I want nothing but usefulness to God and my country.
(Diaries, February 22, 1827)
When the funeral procession of Lord Shaftesbury progressed through the streets of London toward Westminster Abbey on October 8, 1885, thousands of people lined the streets, bands gathered to play Christian hymns, and hundreds of banners were held high with Bible verses. The representatives of more than 200 voluntary societies linked to Lord Shaftesbury attended. The Times, in its obituary, described Lord Shaftesbury as “the most eminent social reformer of the present century” and “one of the most honoured figures of our contemporary history.” Who was this extraordinary man remembered in the Anglican calendar on October 1?
Shaftesbury served in one house or the other of the English Parliament for nearly 60 years, from 1826 to 1885, with just one short break of 18 months. He was offered cabinet office by prime ministers of both major political parties of the day, three times in 1866 alone.
And yet he encapsulated the ideal of the Christian philanthropist and evangelist. In his view, religion and life should be united, not separated. He developed a quite remarkable evangelical Christian vision for society. He understood there was a proper function for the state, for government, in protecting the weakest and most vulnerable, especially children. Yet he also recognized that the role of the state was a limited one. Shaftesbury believed in the Christian mission of the conversion of the soul, but also that the Christian faith should shape and transform society. He believed that God had provided the most extraordinary instrument to achieve both these purposes—the Christian voluntary society. Through these societies, large and small, Shaftesbury set out to mobilize and motivate the Christians of Victorian England. He founded schools, chaired missionary societies, and established clubs and societies that provided micro-finance loans for the poor. The list could go on. A committed Tory, he viewed socialism as anathema. He often felt the world to be against him and suffered from an intense introspection that bordered on the depressive. But he was in all things motivated by his Christian beliefs, the centrality of Scripture, and, not least, the principle of faithful discipleship in the light of the second coming.

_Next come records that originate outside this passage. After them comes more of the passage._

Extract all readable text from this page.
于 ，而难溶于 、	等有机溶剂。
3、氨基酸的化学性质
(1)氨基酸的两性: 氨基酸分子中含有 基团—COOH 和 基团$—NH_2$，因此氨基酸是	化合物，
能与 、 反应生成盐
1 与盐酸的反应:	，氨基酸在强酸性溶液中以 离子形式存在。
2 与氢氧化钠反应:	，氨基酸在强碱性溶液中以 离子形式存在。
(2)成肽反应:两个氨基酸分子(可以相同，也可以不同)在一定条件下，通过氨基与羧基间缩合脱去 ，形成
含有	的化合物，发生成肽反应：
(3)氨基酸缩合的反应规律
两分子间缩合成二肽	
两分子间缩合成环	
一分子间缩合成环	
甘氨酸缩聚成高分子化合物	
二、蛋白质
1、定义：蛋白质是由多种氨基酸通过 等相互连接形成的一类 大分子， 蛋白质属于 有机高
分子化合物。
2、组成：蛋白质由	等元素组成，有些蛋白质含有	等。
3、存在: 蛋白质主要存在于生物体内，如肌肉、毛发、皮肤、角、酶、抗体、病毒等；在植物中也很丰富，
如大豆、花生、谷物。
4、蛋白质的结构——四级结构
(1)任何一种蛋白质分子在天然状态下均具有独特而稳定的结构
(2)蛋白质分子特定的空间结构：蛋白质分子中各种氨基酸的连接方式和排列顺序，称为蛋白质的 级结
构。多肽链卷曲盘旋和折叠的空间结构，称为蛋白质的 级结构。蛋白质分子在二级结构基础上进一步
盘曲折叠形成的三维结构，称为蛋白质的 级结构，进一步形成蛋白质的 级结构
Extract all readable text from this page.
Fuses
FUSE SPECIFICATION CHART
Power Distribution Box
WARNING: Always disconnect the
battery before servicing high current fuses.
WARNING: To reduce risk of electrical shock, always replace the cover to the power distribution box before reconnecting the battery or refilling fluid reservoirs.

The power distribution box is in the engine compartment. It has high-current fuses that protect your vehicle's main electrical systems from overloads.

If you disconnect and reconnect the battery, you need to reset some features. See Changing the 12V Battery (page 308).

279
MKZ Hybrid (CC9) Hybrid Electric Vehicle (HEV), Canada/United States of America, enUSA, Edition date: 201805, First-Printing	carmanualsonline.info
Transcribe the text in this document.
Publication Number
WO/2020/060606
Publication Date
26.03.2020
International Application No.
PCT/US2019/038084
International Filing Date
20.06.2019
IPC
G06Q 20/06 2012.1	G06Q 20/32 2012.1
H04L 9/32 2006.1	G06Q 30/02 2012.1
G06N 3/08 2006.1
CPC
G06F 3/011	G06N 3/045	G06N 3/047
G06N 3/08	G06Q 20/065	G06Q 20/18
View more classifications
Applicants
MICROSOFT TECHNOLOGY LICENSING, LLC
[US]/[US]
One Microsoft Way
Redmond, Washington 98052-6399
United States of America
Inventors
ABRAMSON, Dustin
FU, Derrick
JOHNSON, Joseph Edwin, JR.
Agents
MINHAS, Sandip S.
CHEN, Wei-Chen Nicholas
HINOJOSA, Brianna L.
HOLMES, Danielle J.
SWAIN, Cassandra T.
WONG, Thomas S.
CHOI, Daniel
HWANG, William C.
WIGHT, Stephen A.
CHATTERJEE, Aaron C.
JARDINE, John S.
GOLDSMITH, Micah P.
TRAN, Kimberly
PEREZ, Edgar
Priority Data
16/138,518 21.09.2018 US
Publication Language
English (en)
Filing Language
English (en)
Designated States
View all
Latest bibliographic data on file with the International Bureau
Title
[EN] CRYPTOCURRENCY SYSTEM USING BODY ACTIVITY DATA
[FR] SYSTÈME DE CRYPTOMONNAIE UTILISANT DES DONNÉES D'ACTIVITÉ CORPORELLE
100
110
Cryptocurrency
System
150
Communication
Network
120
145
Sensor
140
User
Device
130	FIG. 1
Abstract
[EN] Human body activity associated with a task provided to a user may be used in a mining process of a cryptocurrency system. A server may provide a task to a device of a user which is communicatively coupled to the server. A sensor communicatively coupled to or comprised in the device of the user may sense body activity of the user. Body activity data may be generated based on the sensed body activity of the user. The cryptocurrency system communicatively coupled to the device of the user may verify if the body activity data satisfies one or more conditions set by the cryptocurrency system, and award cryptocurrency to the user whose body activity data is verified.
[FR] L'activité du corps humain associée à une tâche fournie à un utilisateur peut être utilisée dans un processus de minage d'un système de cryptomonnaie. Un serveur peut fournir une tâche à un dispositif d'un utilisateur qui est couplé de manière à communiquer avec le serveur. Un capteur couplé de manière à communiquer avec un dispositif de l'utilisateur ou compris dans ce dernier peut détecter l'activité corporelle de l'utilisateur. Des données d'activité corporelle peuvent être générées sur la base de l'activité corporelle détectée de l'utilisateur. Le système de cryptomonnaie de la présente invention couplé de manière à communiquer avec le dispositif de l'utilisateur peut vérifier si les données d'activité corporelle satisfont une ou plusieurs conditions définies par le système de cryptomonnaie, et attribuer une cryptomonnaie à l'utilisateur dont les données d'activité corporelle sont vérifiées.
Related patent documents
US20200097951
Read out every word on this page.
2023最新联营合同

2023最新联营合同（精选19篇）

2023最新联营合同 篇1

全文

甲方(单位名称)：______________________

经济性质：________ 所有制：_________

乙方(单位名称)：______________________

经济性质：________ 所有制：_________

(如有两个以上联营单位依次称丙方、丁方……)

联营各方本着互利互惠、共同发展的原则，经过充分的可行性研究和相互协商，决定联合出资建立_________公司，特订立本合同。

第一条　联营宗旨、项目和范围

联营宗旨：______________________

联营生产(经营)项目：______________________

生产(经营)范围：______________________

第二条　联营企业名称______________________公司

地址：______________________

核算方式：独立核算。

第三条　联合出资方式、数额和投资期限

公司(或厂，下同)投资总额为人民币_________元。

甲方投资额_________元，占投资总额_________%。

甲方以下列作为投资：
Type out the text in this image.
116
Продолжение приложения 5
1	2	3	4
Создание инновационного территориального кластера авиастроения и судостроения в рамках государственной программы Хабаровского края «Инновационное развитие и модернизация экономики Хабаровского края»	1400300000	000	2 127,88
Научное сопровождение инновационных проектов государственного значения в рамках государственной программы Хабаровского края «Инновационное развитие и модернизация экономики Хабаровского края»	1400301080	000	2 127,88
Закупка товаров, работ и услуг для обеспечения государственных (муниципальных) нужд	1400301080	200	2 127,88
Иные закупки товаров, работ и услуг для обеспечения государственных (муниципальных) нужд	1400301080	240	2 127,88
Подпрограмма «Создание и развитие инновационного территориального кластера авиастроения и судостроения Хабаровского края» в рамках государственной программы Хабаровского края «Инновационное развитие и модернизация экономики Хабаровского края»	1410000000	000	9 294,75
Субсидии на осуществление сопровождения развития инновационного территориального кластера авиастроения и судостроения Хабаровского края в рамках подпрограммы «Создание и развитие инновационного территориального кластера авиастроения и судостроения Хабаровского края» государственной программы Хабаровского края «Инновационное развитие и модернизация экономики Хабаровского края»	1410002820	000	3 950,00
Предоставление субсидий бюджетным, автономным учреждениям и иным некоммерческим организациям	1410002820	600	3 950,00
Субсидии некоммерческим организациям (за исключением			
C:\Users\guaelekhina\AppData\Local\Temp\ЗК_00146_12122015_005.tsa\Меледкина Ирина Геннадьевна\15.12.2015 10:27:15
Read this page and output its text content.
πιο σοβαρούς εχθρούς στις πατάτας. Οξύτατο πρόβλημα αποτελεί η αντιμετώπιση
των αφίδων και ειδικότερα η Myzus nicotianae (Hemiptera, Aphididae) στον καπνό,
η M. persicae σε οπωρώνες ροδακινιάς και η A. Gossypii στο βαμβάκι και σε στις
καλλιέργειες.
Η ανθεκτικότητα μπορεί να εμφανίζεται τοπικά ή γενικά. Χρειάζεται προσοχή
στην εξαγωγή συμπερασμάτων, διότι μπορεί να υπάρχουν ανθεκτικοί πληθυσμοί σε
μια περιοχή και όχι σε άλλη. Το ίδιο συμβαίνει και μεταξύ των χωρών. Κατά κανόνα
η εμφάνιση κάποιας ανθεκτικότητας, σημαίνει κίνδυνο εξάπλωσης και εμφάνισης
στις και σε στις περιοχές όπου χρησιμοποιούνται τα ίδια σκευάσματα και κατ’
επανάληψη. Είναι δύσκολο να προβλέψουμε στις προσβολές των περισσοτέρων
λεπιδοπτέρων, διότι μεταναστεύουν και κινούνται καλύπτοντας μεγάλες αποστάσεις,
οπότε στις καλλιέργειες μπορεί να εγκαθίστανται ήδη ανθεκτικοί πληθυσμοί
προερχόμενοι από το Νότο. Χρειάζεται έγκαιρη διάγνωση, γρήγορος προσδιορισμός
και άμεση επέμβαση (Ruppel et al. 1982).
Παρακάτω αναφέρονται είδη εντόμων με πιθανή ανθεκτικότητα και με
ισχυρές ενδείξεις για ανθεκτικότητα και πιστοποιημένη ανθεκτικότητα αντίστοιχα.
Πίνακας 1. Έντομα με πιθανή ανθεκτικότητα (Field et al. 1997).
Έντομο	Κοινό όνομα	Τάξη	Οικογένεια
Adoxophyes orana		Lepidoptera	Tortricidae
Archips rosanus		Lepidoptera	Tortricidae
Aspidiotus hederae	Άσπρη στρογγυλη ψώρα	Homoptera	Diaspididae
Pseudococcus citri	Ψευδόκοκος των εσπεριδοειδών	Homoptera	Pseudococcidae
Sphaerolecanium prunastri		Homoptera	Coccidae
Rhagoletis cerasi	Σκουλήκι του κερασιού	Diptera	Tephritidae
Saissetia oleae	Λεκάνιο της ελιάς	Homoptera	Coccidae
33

Anthony Ashley Cooper was born on April 28, 1801. He took the courtesy title of Lord Ashley when his own father succeeded to the earldom in 1811. He retained this designation until he became the seventh Earl of Shaftesbury on his father’s death in 1851. His early family life was difficult, and his relationship with his parents less than congenial. Ashley described his mother as a “dreadful woman.” His own later happy marriage (to Emily “Minny” Cowper) and family life was a significant contrast to what he experienced in childhood.
The really important influence in his early years was the family housekeeper, Maria Millis. She read the Bible to the young aristocrat and taught him to pray. Lord Ashley later looked back saying that under God it was to her that he owed the first thoughts of piety and actions of prayer. He also described in his journals how his eyes were finally “opened” by reading the evangelical writer Philip Doddridge and the impact of acquiring Thomas Scott’s commentary on the Bible. He was slowly embracing the evangelical faith that was to shape his life. As early as 1825 he sought to establish social policy based on the Scriptures.
We see this in his parliamentary campaigns on behalf of London’s climbing boys. Prior to mechanization in the later 19th century, children were used to climb the narrow chimney flues of both homes and factories. To navigate these narrow openings, the younger the child, the better. Sweeps employed children as young as five or six years of age to clean these chimneys, often bonded into the Master Sweep’s employ by poor and desperate parents.